精神疾患の治療をされる方はもちろん多く入院されていましたが、
総合病院における精神科の役割としてある
・身体疾患の治療をしたいけれど身体科では管理が難しい精神疾患の患者さん
・精神科病院では管理が難しい身体疾患合併の精神疾患の患者さん
を受け入れることが多くありました。
なのでオペの患者さんも入院されていましたし、抗がん剤や放射線治療をする患者さんもいました。
透析患者さんや妊婦さんもいました。
中には精神症状も強くでており、精神科病棟でなければ難しい方もいましたが、精神科病棟でなければならないとは到底思えない落ち着いた患者さんも多くおり、精神疾患の患者さんの管理は難しいといった固定観念や偏見を多くの医療者が持っていることを感じていました。
そんな中で、精神疾患の患者さんが身体の治療を受ける際に生じる不利益を多く感じていました。
もちろん、精神症状が強く出ており、正常な判断ができずによりよい治療が選べないことがあることや、精神症状が強すぎてそもそも精神治療を行わないと身体の治療を行えない人も多く、そのような方々が結果的に受ける不利益も無視は出来ないところではあります。

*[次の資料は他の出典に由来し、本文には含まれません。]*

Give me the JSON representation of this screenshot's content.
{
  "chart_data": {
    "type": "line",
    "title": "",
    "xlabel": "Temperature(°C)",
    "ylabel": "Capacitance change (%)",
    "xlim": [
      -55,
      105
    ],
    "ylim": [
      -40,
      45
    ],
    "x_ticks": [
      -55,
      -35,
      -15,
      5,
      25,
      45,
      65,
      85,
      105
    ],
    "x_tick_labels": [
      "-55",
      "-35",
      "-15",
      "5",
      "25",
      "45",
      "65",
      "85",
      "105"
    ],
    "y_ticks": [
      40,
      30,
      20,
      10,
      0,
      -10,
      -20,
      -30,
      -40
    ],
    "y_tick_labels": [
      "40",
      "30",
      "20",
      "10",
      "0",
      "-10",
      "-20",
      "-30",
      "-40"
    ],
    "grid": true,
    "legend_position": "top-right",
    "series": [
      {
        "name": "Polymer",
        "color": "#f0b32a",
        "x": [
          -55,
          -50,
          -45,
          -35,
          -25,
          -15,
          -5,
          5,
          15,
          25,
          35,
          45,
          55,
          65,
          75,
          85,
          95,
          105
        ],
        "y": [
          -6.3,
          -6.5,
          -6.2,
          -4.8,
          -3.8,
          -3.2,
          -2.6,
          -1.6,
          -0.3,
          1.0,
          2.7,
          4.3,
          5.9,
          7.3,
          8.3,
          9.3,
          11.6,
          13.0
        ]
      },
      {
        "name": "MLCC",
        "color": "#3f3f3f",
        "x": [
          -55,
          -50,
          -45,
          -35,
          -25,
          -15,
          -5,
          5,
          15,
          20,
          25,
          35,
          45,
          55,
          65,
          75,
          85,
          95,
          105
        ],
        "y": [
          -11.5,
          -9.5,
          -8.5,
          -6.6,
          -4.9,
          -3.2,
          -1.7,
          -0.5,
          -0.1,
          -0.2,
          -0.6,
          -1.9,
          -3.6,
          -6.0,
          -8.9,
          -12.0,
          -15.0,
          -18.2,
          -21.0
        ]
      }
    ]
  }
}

しかし、精神疾患を持っている患者さんの管理は困難だ、出来ないと医療者が嫌厭することにより、精神科病棟で身体の治療を受けることになった患者さんの不利益はもっと無視できないのです。
例えば、精神科スタッフは、精神症状を見ることには長けていますが、毎回違う身体疾患や治療方法の患者さんを広く受け入れる必要を迫られるため、自ずと慣れていない身体疾患や治療を担当することが多くあります。
もちろん慎重に行いますが、専門の病棟のスタッフと同じ感度で異常に気づけるわけはありません。
同じスピードで行えるわけもないので、もしかしたら患者さんに与える苦痛も増えることがあるかもしれません。
内科の医師がいつも近くにいるわけではないので、気軽に気になることを相談できる環境にもないですし、すぐに見に来てもらえるかというと、専門病棟よりは劣るに決まっています。
この時点でも、不利益に気付いていただけると思いますが、それだけではありません。
そういった患者さんが転院が必要になったとします。
身体疾患のある精神科病棟で診ている患者さんは
精神科病院からは身体疾患の管理ができないからと断られ
内科の病院にはうちには精神科がなく、精神疾患の管理ができないからと断られるのです。
それでも自宅退院は難しく転院が必要な患者さんの多くが、身体疾患治療の継続を諦めて精神科病院へ転院していくことになるのです。
少しでも多くの身体疾患治療に携わる医療者の方に患者さんの不利益に気付いていただけ、専門病棟での治療を受けることが出来る患者さんが増えることを祈ります。